College students in Weber State’s honors course, called Artsbridge, created large rectangular panels of faux stained glass depicting the birds’ major ecosystems — the forest, wetlands and desert.

“They designed the content and the layout,” Goldbogen said, about both the fourth graders and college students. “It wasn’t like a color by numbers situation. They really did have artistic license to create either the bird they envisioned or the ecosystem.”

Students in the honors course represent majors across campus, Goldbogen said. There was only one art major in the course. The group’s project with James Madison is the culmination of a semester spent learning about community art, including murals throughout the Ogden area.

Though the college students and elementary students worked together on the project, they never actually met because the Weber State honors course was held in the evenings.

To solve that problem, college students became pen pals with the students, writing them letters that became part of the students’ reading comprehension learning as they created art based on what their college pen pals wrote about.

The elementary and college-age pen pals got a chance to finally meet each other at the unveiling Wednesday.

Goldbogen and Roundy worked on the project with Brent Rhodes, the visual arts specialist at James Madison Elementary, a position made possible by the Beverly Taylor Sorenson Arts Learning Program.
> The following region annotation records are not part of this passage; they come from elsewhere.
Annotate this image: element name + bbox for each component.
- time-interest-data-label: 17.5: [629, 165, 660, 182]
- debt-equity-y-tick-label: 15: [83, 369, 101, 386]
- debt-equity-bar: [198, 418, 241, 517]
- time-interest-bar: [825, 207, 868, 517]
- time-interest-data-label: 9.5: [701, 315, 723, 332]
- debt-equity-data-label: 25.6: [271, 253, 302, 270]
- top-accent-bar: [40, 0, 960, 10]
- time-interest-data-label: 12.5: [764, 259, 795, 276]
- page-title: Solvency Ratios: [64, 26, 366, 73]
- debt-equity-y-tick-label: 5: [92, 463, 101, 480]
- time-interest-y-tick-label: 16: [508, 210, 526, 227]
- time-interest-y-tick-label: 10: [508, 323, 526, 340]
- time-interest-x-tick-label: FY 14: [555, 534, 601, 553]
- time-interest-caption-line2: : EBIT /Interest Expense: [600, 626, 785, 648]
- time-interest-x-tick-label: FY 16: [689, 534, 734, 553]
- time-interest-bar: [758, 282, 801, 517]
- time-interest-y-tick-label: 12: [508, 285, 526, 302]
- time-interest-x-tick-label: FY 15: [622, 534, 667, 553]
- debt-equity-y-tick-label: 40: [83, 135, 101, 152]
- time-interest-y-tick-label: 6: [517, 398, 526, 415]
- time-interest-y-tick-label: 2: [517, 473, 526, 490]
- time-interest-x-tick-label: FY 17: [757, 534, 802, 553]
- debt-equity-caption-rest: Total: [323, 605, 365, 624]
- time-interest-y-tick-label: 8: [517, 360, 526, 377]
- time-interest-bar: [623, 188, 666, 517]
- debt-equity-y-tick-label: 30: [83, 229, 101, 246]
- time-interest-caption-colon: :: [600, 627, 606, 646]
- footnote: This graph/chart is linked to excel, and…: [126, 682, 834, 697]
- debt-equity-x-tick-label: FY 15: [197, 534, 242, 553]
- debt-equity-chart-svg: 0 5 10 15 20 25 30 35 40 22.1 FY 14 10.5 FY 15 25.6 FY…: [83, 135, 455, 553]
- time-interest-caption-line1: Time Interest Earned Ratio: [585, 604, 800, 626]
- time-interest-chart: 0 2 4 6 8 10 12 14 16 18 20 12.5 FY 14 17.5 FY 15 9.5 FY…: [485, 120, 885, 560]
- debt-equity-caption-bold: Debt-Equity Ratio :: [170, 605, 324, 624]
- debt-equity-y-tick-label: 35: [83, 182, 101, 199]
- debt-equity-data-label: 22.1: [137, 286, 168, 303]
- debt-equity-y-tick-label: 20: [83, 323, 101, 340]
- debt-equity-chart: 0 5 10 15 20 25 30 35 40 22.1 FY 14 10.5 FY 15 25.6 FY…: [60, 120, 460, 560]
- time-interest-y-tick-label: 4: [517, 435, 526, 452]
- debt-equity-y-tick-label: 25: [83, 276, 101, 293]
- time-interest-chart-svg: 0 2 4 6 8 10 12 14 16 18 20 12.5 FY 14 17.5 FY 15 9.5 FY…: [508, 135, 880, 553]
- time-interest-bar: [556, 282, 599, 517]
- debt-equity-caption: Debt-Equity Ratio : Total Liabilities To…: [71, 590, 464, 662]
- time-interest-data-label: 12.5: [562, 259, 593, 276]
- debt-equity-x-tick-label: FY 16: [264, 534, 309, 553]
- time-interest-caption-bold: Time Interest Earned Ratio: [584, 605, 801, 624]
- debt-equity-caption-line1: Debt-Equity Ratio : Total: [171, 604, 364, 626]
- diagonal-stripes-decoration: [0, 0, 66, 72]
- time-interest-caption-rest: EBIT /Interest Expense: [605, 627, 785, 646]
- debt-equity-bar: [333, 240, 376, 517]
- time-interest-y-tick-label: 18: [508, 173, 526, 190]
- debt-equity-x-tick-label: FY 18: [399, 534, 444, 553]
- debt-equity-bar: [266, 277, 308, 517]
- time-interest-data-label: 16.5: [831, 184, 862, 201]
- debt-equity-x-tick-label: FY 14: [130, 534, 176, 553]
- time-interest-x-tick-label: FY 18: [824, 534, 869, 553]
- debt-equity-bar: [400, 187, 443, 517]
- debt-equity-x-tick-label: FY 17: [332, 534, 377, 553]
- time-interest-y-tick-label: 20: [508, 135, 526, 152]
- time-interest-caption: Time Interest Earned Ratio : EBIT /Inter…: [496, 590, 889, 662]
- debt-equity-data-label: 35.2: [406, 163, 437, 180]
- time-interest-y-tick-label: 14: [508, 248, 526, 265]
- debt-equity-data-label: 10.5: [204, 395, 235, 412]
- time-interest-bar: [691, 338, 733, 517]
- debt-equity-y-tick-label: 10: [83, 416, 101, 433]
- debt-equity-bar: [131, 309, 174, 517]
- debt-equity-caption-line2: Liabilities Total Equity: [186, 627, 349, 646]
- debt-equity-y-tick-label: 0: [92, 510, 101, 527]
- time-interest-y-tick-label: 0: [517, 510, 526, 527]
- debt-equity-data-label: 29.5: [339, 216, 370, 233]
Rhodes delivers art instruction at the school throughout the school year, Goldbogen said. (The program has specialists at certain elementary schools across Utah. Four specialists are located in Ogden School District, with each visiting more than one school.)

Financial and in-kind support for the project was provided by the Hall Endowment for Community Outreach, Utah Division of Arts and Museums, Beverley Taylor Sorenson Arts Learning Program and Ogden Nature Center as well as Weber State’s Honors Program, Arts Learning Collaborative and Lindquist College of Arts and Humanities.